User input: "Analyze sales trends in data.csv"
    │
    ↓ [Platform Adapter Layer]
    CLI/API receives input
    Formats to standard UserInput
    │
    ↓ [Core Engine - Conversation Manager]
    Create/retrieve Session
    │
    ↓ [Memory Layer Injection]
    Retrieve relevant Skills (data analysis)
    Retrieve relevant history (CSV operation experience)
    Compose SystemPrompt
    │
    ↓ [Core Engine - Planner]
    Generate task plan:
    1. Read CSV file
    2. Explore data structure
    3. Calculate trend metrics
    4. Generate visualization
    5. Output report
    │
    ↓ [Model Interface Layer]
    Send request to model (with tool definitions)
    Model generates: <think>...</think> + tool call
    │
    ↓ [Tool Layer]
    Execute python_exec: pd.read_csv('data.csv')
    Returns: DataFrame info (50 rows × 5 columns)
    │
    ↓ [Loop: Model Generate → Tool Execute × N]

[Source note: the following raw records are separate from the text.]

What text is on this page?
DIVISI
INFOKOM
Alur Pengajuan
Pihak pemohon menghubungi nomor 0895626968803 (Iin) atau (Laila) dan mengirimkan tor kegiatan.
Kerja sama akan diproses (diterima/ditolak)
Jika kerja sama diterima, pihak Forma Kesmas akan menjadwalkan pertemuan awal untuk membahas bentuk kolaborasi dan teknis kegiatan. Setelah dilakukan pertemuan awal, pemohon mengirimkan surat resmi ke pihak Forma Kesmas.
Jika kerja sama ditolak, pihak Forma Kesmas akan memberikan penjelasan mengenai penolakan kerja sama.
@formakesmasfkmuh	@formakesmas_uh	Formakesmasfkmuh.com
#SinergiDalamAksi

    python_exec → statistical analysis
    python_exec → plot (matplotlib)
    file_write → save chart
    │
    ↓ [Model Final Response]
    Generate natural language analysis report
    │
    ↓ [Memory Layer Learning]
    Extract new skill: "CSV sales trend analysis"

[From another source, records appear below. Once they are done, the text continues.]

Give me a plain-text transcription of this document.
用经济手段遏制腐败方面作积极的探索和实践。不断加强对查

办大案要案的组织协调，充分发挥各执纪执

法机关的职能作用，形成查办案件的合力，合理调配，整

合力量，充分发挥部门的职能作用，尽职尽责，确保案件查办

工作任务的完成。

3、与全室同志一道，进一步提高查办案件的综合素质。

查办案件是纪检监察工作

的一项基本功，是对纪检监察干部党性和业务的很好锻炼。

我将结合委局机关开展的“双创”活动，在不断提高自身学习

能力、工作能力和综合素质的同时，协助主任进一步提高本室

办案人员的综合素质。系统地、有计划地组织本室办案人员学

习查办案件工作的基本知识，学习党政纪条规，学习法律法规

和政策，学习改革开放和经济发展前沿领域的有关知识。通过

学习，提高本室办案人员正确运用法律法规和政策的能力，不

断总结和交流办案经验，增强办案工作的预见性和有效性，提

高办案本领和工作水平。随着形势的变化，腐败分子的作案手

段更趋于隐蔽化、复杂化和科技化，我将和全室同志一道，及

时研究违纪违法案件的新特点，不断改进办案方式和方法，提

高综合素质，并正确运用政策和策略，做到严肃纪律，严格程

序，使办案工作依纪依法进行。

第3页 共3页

    Store in semantic memory
    │
    ↓ [Platform Adapter Layer]
    Format response
    Return to user

Chapter Summary

• Hermes uses a five-layer architecture: Platform Adapter, Core Engine, Tool, Memory, and Persistence layers
• Core engine contains three sub-components: Conversation Manager, Planner, and Context Compressor
• Tool layer provides unified management of 40+ built-in tools, custom plugins, and MCP protocol tools
• Memory layer implements three-tier memory (working/episodic/semantic) persisted via SQLite + vector database
• Configuration uses YAML format with environment variable substitution and hot-reload support
• Data flow is unidirectional: user → engine → tools → engine → memory → user

Discussion Questions

1. Hermes's architecture completely separates the tool layer from the memory layer. What benefits does this design bring? In what scenarios might tighter coupling be necessary?

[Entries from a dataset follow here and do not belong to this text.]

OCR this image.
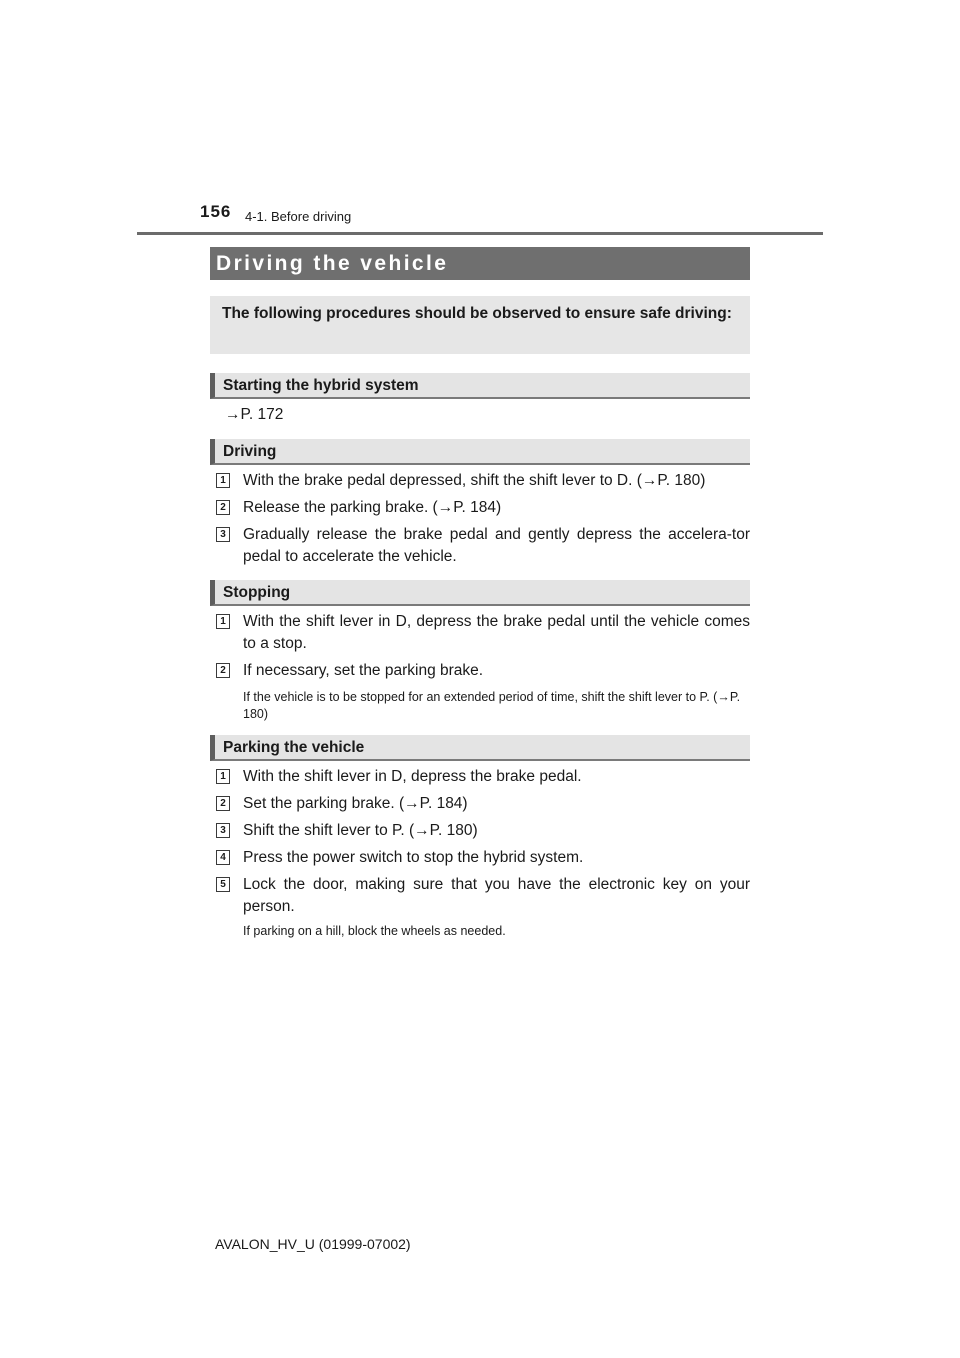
156 4-1. Before driving
Driving the vehicle
The following procedures should be observed to ensure safe driving:
Starting the hybrid system
→P. 172
Driving
1 With the brake pedal depressed, shift the shift lever to D. (→P. 180)
2 Release the parking brake. (→P. 184)
3 Gradually release the brake pedal and gently depress the accelera-tor pedal to accelerate the vehicle.
Stopping
1 With the shift lever in D, depress the brake pedal until the vehicle comes to a stop.
2 If necessary, set the parking brake.
If the vehicle is to be stopped for an extended period of time, shift the shift lever to P. (→P. 180)
Parking the vehicle
1 With the shift lever in D, depress the brake pedal.
2 Set the parking brake. (→P. 184)
3 Shift the shift lever to P. (→P. 180)
4 Press the power switch to stop the hybrid system.
5 Lock the door, making sure that you have the electronic key on your person.
If parking on a hill, block the wheels as needed.
AVALON_HV_U (01999-07002)
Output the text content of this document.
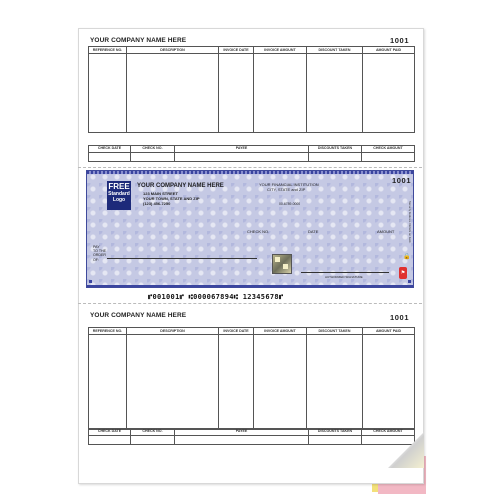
YOUR COMPANY NAME HERE	1001
REFERENCE NO.	DESCRIPTION	INVOICE DATE	INVOICE AMOUNT	DISCOUNT TAKEN	AMOUNT PAID

CHECK DATE	CHECK NO.	PAYEE	DISCOUNTS TAKEN	CHECK AMOUNT

FREE
Standard
Logo
YOUR COMPANY NAME HERE
123 MAIN STREET
YOUR TOWN, STATE AND ZIP
(123) 456-7250
YOUR FINANCIAL INSTITUTION
CITY, STATE and ZIP
00-6789-0000
1001
Security features. Details on back.
CHECK NO.	DATE	AMOUNT
PAY
TO THE
ORDER
OF:
AUTHORIZED SIGNATURE
🔒
⚑
⑈001001⑈ ⑆000067894⑆ 12345678⑈
YOUR COMPANY NAME HERE	1001
REFERENCE NO.	DESCRIPTION	INVOICE DATE	INVOICE AMOUNT	DISCOUNT TAKEN	AMOUNT PAID

CHECK DATE	CHECK NO.	PAYEE	DISCOUNTS TAKEN	CHECK AMOUNT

2. The platform adapter layer isolates platform-specific differences through a unified interface. If adding a "Telegram Bot" platform, where would code need to be added?
3. Configuration supports hot-reload, but some config changes (like model path) require a restart. How would you distinguish "hot-update" from "cold-update" configuration items in system design?
4. After a tool execution timeout, how should the system gracefully recover? In an Agent loop, what recovery strategy should a tool timeout trigger?